Another time I invited a friend from out-of- state to visit for the evening service. After driving 260 miles we had the auditorium door closed in our faces just as we started to enter. Institutional policy says late-comers don’t happen in this church. Was it a silly idea to think a place talking about Jesus would admit weary travelers, even if they are five seconds late? The last time I went I was with three men in recovery. One was highly insulted during the vetting process applied to us before the service. He left post haste. One of the others made the mistake of leaving the service to use the restroom. No latecomers and no toilets during services. Was it really silly for me go back three times, inviting struggling individuals, only to have them humiliated?
Christian scriptures describe a broad way to destruction and a narrow way to salvation. I can’t but wonder if ecclesiastical apparatus in its various forms is not often itself causative of much of this destruction. Perhaps the dissonance and cacophony of those afraid of losing power, prestige, or money, or being targeted in some fashion is so loud and distracting as to keep most of us from ever finding the narrow way, acting as barriers to the Kingdom.
Is it a silly idea to think God really did send his son so that whosoever believes in Him should not perish but have everlasting life? Is it a silly idea to think that merely asking God to guide me every day, every moment, to do the next right thing is enough? I guess it depends on who you ask?

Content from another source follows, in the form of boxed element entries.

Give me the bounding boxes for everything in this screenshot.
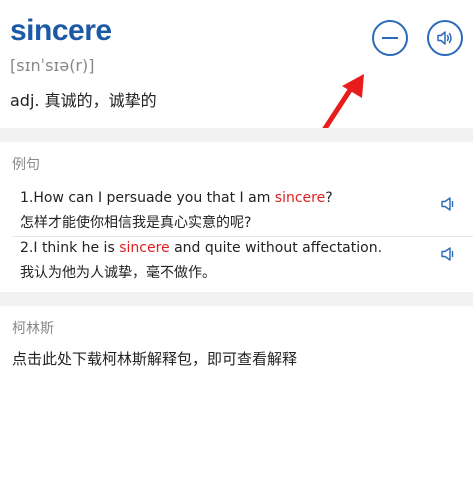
example-chinese: 怎样才能使你相信我是真心实意的呢?: [20, 215, 252, 231]
example-keyword: sincere: [119, 240, 170, 256]
speaker-icon: [437, 31, 452, 45]
example-english: 2.I think he is sincere and quite withou…: [20, 240, 382, 256]
section-divider: [0, 292, 473, 306]
example-text: ?: [325, 190, 333, 206]
example-english: 1.How can I persuade you that I am since…: [20, 190, 333, 206]
pronounce-button[interactable]: [427, 20, 463, 56]
section-divider: [0, 128, 473, 142]
example-text: How can I persuade you that I am: [33, 190, 275, 206]
example-chinese: 我认为他为人诚挚，毫不做作。: [20, 265, 216, 281]
collapse-button[interactable]: [372, 20, 408, 56]
collins-section-title: 柯林斯: [12, 321, 54, 337]
example-text: and quite without affectation.: [169, 240, 383, 256]
definition: adj. 真诚的，诚挚的: [10, 91, 157, 110]
word-header: sincere [sɪnˈsɪə(r)] adj. 真诚的，诚挚的: [0, 0, 473, 133]
example-item: 1.How can I persuade you that I am since…: [0, 188, 473, 236]
example-number: 1.: [20, 190, 34, 206]
example-speaker-icon[interactable]: [440, 246, 456, 262]
example-number: 2.: [20, 240, 34, 256]
example-item: 2.I think he is sincere and quite withou…: [0, 238, 473, 290]
row-divider: [12, 236, 473, 237]
example-speaker-icon[interactable]: [440, 196, 456, 212]
example-text: I think he is: [33, 240, 120, 256]
collins-download-link[interactable]: 点击此处下载柯林斯解释包，即可查看解释: [12, 348, 297, 369]
minus-icon: [382, 37, 398, 39]
headword: sincere: [10, 14, 112, 47]
phonetic[interactable]: [sɪnˈsɪə(r)]: [10, 56, 95, 75]
example-keyword: sincere: [274, 190, 326, 206]
examples-section-title: 例句: [12, 157, 40, 173]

A disgruntled ex-church member stated in a forum discussing collapsing church attendance: "The world is trying to find God but they can't because the church is in the way! … Jesus Christ did not come to bring a religion or a church. He came to bring the Kingdom of God to the earth. People are not looking for a good church--they are looking for the Kingdom!!! And the church is not the Kingdom--that's why folks are leaving!!!” If this sentiment is gaining ground across the Western world, it might well explain the rapid secularization taking place, why people feel there are barriers between them and the Kingdom.
If my experience of church attitudes is even remotely typical for others, it’s little wonder the younger generations are voting with their feet. The Pew study cites fundamentalist thinking of any flavor as being off-putting. It might explain why for the first time in my adult life, my church attendance has become sporadic at an age when church members should be comfortably settled in for their remaining years. We’ve already seen the complete secularization of Europe and the Pew study suggests America is fast on its way. One church growth professional reported in 2008 overall regular church attendance in America has declined to 18.7%. I can’t but wonder if it’s a really silly idea to think I will find community and acceptance in those very institutions hog-tied by their own entrenched ideas and fears, places seeing me as some kind of threat.
Paradoxically I’m suddenly feeling younger and even closer to God than ever. I just pray my sentence of condemnation isn’t enforced. I don’t tolerate heat very well.